Marko Babjuk, Willem Oosterlinck, Richard Sylvester, Eero Kaasinen, Andreas Böhle, Juan Palou-Redorta.

Accepted 22 April 2008, Published online 30 April 2008, pages 303 - 314


Abstract

Context and objective

To present the updated version of 2008 European Association of Urology (EAU) guidelines on non-muscle-invasive bladder cancer.

Evidence acquisition

A systematic review of the recent literature on the diagnosis and treatment of non-muscle-invasive bladder cancer was performed. The guidelines were updated and the level of evidence and grade of recommendation were assigned.

Evidence synthesis

The diagnosis of bladder cancer depends on cystoscopy and histologic evaluation of the resected tissue. A complete and correct transurethral resection (TUR) is essential for the prognosis of the patient. When the initial resection is incomplete or when a high-grade or T1 tumour is detected, a second TUR within 2–6 wk should be performed.
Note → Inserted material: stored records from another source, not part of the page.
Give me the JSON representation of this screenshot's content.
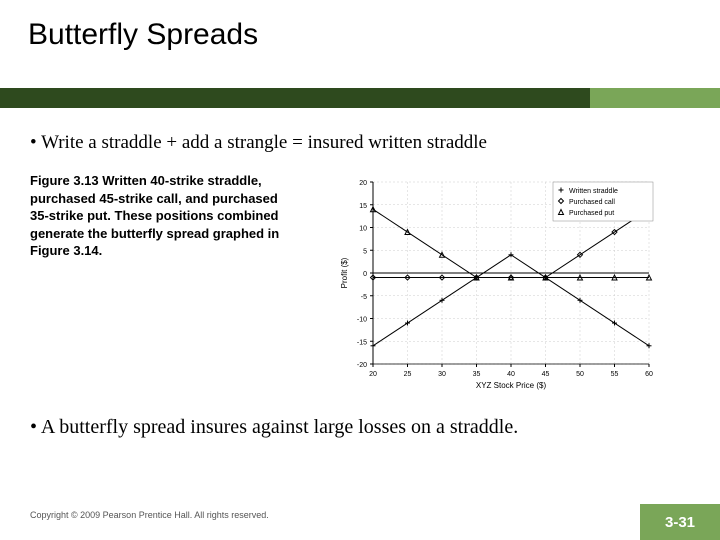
{
  "title": "Butterfly Spreads",
  "bullets": {
    "b1": "Write a straddle + add a strangle = insured written straddle",
    "b2": "A butterfly spread insures against large losses on a straddle."
  },
  "figure": {
    "label": "Figure 3.13",
    "caption_rest": " Written 40-strike straddle, purchased 45-strike call, and purchased 35-strike put. These positions combined generate the butterfly spread graphed in Figure 3.14."
  },
  "chart": {
    "type": "line",
    "xlabel": "XYZ Stock Price ($)",
    "ylabel": "Profit ($)",
    "xlim": [
      20,
      60
    ],
    "ylim": [
      -20,
      20
    ],
    "xtick_step": 5,
    "ytick_step": 5,
    "background_color": "#ffffff",
    "axis_color": "#000000",
    "grid_color": "#cccccc",
    "grid_dash": "2,2",
    "line_color": "#000000",
    "line_width": 1,
    "label_fontsize": 8,
    "tick_fontsize": 7,
    "legend": {
      "items": [
        "Written straddle",
        "Purchased call",
        "Purchased put"
      ],
      "markers": [
        "plus",
        "diamond",
        "triangle"
      ],
      "position": "top-right"
    },
    "series": {
      "written_straddle": {
        "marker": "plus",
        "xs": [
          20,
          25,
          30,
          35,
          40,
          45,
          50,
          55,
          60
        ],
        "ys": [
          -16,
          -11,
          -6,
          -1,
          4,
          -1,
          -6,
          -11,
          -16
        ]
      },
      "purchased_call": {
        "marker": "diamond",
        "xs": [
          20,
          25,
          30,
          35,
          40,
          45,
          50,
          55,
          60
        ],
        "ys": [
          -1,
          -1,
          -1,
          -1,
          -1,
          -1,
          4,
          9,
          14
        ]
      },
      "purchased_put": {
        "marker": "triangle",
        "xs": [
          20,
          25,
          30,
          35,
          40,
          45,
          50,
          55,
          60
        ],
        "ys": [
          14,
          9,
          4,
          -1,
          -1,
          -1,
          -1,
          -1,
          -1
        ]
      }
    }
  },
  "footer": {
    "copyright": "Copyright © 2009 Pearson Prentice Hall. All rights reserved.",
    "page_number": "3-31"
  },
  "colors": {
    "dark_green": "#2e4a1e",
    "light_green": "#7aa658"
  }
}
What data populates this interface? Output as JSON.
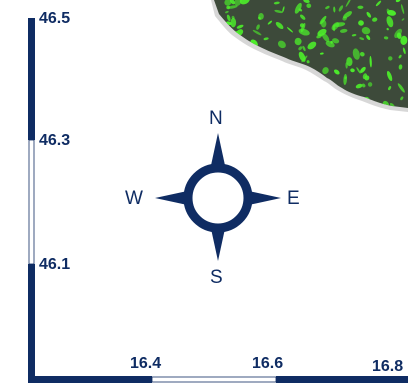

The short- and long-term risks of both recurrence and progression may be estimated for individual patients using the scoring system and risk tables. The stratification of patients to low, intermediate, and high-risk groups—separately for recurrence and progression—represents the cornerstone for indication of adjuvant treatment. In patients at low risk of tumour recurrence and progression, one immediate instillation of chemotherapy is strongly recommended. In those at an intermediate or high risk of recurrence and an intermediate risk of progression, one immediate instillation of chemotherapy should be followed by further instillations of chemotherapy or a minimum of 1 yr of bacillus Calmette-Guerin (BCG). In patients at high risk of tumour progression, after an immediate instillation of chemotherapy, intravesical BCG for at least 1 yr is indicated. Immediate cystectomy may be offered to the highest risk patients and in patients with BCG failure. The long version of the guidelines is available on www.uroweb.org.

Conclusions

These EAU guidelines present the updated information about the diagnosis and treatment of non-muscle-invasive bladder cancer and offer the recent findings for the routine clinical application.

Take Home Message

The EAU guidelines on non-muscle-invasive bladder cancer present updated information on the diagnosis and treatment of this disease. Recent findings are provided for their routine application in clinical practice.

Keywords: Bacillus Calmette-Guerin (BCG), Bladder cancer, Cystectomy, Cystoscopy, Diagnosis, EAU Guidelines, Follow-up, Intravesical chemotherapy, Prognosis, Transurethral resection (TUR).